Why the Montgomery County Board of Education Hired Outside Lawyers
This article first appeared in The Washington Post on September 28, 2014
By Phil Kauffman
The writer is president of the Montgomery County Board of Education.
When concerns were raised last spring about Montgomery County Board of Education member expenses and credit card usage, the board and I knew it was important that we undergo a swift and thorough process to understand the scope of the issue and look for ways to improve our procedures. We also knew that an external review would be needed to assure the community that the board was taking this matter seriously.
Some are questioning the cost of hiring lawyers to conduct this external review, but I believed then — and I believe now — that it was the right thing to do.
In April, even before public concerns were raised, I had created an ad hoc committee to develop recommended changes for how board members are reimbursed for expenses incurred during official business. Subsequently, when concerns were raised, I asked that we conduct an in-depth review of the past two years of expenses to inform the committee’s work.
If this review had been conducted only by Montgomery County Public Schools staff members — people who are employees of the district and who ultimately report to the board — the community could have rightfully questioned the findings and any action taken in response. Objectivity was an important part of this process, so we hired Venable LLP, a law firm with extensive experience in matters of public integrity, to conduct the review, provide a report of their findings, and make recommendations for next steps.
This is standard operating procedure when an organization is reviewing its own practices, whether it’s a business, a sports league or a government agency.
This review, and other legal matters associated with the board expenses since April, cost about $140,000. It was worth the expense.

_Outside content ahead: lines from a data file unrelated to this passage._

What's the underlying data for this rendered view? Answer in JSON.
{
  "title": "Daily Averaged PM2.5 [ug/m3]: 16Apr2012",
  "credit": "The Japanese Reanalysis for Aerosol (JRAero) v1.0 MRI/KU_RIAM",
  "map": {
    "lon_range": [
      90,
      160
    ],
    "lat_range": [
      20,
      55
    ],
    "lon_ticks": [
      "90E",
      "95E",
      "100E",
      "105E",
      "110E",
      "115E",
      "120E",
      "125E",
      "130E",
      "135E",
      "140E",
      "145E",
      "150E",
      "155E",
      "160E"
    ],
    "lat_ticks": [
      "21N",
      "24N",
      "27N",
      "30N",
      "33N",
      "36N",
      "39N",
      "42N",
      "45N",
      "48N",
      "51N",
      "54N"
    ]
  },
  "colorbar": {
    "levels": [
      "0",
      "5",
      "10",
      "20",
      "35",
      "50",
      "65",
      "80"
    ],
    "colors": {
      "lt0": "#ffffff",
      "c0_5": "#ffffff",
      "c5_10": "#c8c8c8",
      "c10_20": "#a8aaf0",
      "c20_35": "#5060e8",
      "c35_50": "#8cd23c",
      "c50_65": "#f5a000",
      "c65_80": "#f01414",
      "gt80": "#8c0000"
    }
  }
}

Venable’s independent review and expertise allowed the board to gain a full understanding of the issues surrounding its expenses and informed our unanimous decision in July to get rid of district-funded credit cards and make sweeping changes to expense procedures and protocols.
Outside counsel allowed us to respond in a timely, comprehensive way to an inquiry by the Office of the State Prosecutor. We were confident that its investigators would find no evidence of criminal action, which is what happened, but we took their requests for documents and information seriously. In the letter informing us that the investigation was closed, State Prosecutor Emmet Davitt said he appreciated our “responsiveness and cooperation.” Our outside lawyers also allowed the board to respond quickly to an Open Meetings Act complaint filed by a member of the community — again, a situation in which the board prevailed.
Hiring outside lawyers with taxpayer dollars is not always a popular decision but it is a part of doing business in the 21st century, especially for an organization as large and complex as Montgomery County Public Schools. We have a small, in-house legal staff. Issues, such as this one, arise in which we need the assistance of outside counsel. And while we would like everyone to be happy with the decisions we make, that simply is not possible in a district this size.
People have a right to question the decisions that we make and advocate for their beliefs. Certainly, Montgomery County residents have a tradition of such advocacy, which often finds its way into state and federal courts. We routinely face legal challenges over issues such as land use and the location of new schools; contracts and bids; personnel actions; curriculum; and decisions about student services, placement and discipline. These actions, regardless of their merit, require us to hire lawyers.
The board has an obligation to defend the decisions it makes. If that means we must go to court, we will hire legal counsel to represent us and make no apology for it. We certainly try to avoid litigation and almost always try to negotiate and mediate before spending valuable dollars on lawyers and legal costs. I’m pleased that in fiscal 2014, the amount of money we spent on outside legal counsel was down nearly 20 percent from the previous year.
It’s my hope we can continue that trend, but there are still going to be times when we must hire outside counsel. In this instance, we established better processes and protocols to guide our expenses and reaffirmed the board’s commitment to operating with integrity.